Tarih: 16.01.2022 09:04

Emre Kaya ile 'arabesk' sohbet

Facebook Twitter Linked-in

Ünlü Popçu Emre Kaya, ilk kez çıkaracağı “Usta Şarkılar” adlı arabesk albüm için gecesini gündüzünü stüdyoda geçirirken, bu müzik türünün anatomisi hakkında ilginç tespitlerde bulundu.

İSTANBUL (İGFA) - Besteleri, yorumu, bitmeyen enerjisi ve sempatisiyle sahnelerin en çok aranan isimleri arasında yer alan Emre Kaya, “Neden arabesk?” sorusuna, bilimsel araştırma sonuçlarına dikkati çekerek, yanıt verdi.

Türkiye’de 1960’lı yıllarda çıkış yapan, 1980’li yıllarda ise adeta imparatorluğunu ilan eden arabesk müziğin başlangıçta hayat koşulları altında ezilen yoksul kesim tarafından dinlendiğini ancak, günümüzde arabesk dinleyen kitlenin de değiştiğini ifade eden Emre Kaya, bu müziğin artık her  yaştan ve farklı sosyo-ekonomik kültüre sahip insanlar tarafından kabul gördüğünü vurguladı.
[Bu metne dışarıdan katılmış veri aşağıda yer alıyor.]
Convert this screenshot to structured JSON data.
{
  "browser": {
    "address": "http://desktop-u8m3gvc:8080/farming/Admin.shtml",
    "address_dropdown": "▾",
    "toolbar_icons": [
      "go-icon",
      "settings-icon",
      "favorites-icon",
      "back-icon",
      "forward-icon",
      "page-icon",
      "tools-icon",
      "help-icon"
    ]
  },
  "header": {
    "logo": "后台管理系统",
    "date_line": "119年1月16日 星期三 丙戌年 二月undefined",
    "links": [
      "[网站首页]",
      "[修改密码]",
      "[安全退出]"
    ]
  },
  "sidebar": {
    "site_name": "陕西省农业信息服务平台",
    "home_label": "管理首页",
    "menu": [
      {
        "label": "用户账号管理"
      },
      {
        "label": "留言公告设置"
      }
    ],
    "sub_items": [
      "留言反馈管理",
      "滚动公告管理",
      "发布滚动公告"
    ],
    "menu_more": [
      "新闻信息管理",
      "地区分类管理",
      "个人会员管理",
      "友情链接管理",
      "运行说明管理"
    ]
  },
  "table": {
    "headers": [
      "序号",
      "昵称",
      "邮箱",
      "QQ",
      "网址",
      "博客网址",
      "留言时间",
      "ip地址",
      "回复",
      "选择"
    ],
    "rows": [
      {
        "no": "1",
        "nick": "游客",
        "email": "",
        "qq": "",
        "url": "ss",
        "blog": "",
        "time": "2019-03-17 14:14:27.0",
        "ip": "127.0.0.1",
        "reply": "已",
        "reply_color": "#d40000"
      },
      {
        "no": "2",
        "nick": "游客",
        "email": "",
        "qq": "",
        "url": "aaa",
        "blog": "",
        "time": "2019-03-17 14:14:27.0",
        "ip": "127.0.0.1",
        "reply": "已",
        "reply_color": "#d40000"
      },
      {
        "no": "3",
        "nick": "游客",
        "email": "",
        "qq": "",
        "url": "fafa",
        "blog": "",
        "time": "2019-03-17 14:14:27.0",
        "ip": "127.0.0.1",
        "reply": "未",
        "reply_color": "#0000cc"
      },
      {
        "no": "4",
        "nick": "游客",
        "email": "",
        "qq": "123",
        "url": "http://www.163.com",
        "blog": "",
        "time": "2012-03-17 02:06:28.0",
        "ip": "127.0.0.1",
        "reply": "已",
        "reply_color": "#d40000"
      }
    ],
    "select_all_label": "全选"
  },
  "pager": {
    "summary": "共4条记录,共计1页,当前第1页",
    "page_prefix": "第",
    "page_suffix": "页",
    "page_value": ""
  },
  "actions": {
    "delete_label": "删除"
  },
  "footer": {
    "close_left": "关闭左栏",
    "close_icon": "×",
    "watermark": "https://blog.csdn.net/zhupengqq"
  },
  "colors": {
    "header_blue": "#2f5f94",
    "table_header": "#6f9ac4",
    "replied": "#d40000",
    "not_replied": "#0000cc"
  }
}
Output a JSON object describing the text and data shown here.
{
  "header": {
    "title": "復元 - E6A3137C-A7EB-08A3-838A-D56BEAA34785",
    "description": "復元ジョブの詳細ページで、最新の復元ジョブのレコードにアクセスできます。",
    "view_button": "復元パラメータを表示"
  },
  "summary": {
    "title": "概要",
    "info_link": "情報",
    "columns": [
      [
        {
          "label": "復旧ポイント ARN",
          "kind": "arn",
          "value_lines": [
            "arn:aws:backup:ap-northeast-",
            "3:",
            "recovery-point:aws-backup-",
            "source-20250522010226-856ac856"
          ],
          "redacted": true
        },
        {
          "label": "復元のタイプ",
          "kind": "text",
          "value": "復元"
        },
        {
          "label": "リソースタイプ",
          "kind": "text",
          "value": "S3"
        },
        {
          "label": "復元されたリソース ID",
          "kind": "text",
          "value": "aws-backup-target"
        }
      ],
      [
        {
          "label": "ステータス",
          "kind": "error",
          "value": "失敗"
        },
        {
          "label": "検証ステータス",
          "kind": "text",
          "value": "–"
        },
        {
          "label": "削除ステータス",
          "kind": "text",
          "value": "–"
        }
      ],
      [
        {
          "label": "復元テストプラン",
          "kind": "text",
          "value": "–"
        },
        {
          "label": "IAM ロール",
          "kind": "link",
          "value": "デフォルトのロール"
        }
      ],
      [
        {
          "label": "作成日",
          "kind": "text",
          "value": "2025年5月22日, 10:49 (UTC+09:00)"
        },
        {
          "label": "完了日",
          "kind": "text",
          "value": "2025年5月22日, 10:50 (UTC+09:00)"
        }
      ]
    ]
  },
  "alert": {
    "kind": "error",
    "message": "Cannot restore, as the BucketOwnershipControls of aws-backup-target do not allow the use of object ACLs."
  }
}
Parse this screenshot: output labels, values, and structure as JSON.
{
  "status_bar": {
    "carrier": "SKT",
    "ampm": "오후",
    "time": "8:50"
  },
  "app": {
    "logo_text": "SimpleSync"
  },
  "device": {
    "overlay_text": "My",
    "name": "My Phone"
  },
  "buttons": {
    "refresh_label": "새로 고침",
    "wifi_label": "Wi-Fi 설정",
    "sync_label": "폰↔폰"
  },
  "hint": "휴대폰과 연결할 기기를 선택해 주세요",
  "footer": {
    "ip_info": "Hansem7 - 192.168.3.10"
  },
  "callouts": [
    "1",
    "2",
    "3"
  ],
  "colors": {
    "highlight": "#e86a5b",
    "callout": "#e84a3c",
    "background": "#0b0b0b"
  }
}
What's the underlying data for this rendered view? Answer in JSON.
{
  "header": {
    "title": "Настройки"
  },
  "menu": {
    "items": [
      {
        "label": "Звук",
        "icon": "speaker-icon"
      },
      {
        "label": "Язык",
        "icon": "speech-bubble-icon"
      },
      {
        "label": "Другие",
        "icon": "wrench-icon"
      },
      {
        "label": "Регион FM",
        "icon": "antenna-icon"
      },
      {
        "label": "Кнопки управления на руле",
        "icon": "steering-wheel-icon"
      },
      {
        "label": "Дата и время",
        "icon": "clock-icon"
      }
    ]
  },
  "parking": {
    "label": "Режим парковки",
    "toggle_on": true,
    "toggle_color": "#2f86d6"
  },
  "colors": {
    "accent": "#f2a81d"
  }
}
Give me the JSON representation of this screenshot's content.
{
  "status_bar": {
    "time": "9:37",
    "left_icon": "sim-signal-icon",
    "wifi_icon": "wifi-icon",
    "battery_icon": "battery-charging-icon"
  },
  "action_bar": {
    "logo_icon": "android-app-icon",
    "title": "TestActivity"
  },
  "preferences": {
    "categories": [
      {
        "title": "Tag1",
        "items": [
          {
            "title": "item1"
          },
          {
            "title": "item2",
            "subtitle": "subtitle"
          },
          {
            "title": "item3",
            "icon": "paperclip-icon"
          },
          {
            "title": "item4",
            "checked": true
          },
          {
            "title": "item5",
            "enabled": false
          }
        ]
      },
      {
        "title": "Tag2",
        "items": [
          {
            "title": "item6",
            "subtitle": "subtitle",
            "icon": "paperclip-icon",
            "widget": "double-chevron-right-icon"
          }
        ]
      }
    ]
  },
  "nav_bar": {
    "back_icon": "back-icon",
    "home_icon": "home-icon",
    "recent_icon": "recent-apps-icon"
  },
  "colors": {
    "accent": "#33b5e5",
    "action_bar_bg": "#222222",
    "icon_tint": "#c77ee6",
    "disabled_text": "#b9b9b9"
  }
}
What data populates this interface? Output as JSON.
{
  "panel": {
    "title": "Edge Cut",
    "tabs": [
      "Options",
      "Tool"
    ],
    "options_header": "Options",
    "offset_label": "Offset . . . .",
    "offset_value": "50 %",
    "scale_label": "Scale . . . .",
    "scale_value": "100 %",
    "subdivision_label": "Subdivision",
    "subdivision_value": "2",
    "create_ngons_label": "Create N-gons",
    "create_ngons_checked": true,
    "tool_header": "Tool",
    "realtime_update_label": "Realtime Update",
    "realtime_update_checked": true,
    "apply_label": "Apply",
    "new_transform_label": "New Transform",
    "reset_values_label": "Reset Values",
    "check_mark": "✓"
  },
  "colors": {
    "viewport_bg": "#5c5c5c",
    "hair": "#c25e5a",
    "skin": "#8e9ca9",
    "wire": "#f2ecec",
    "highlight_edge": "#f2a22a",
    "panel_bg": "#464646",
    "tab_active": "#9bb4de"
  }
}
Arabesk müziğin günümüzde rock formunda yorumlanmasının da dinleyici kitlesinin değişiminden kaynaklandığını belirten Emre Kaya,  buna rağmen arabeske halen kaygı ile yaklaşan kesimlerin  bulunduğunu belirterek, “Onların gerekçesi de arabesk müziğin kaygıları, üzüntüleri tetiklediği yönünde. Oysa bu konuda  araştırmalar yapan bilim insanları bunun tam aksi sonuçlar açıklıyor” dedi.

Duygusal içerikli her müziğin insanlarda duygu yoğunluğu yaşattığını ancak, arabesk türün bu duygulara tavan yaptırdığını savunan Emre Kaya, “Hüzün, sevinç, kaygı, korku, heyecan, umut ya da öfke gibi durumlar duyguların eseridir. Duygular ise robotlar arasındaki tek farkımızdır. Zira, bu duygular yaşanmıyorsa bir robottan ne farkımız kalıyor” diye sordu.

Emre Kaya, duyguları etkileyen en önemli faktörün  müzik olduğunu, belirterek, “Madem duygular bizi robattan ayıran en önemli özellik ise bunu tetikleyen arabesk müziği neden dinlemeyelim? Bundan dolayıdır ki benim bestelediğim pop şarkılarda da dikkat ederseniz yoğun duygular vardır. Bu duyguların insanı üzdüğü yönündeki savlara asla katılmıyorum. İnsanlar yoğun duygular yaşadığında bu müziklerle teselli oluyor. Daha doğrusu kendinden bir parça buluyor. Çünkü, o eserler, onun duygularına tercüman oluyor" diye konuştu.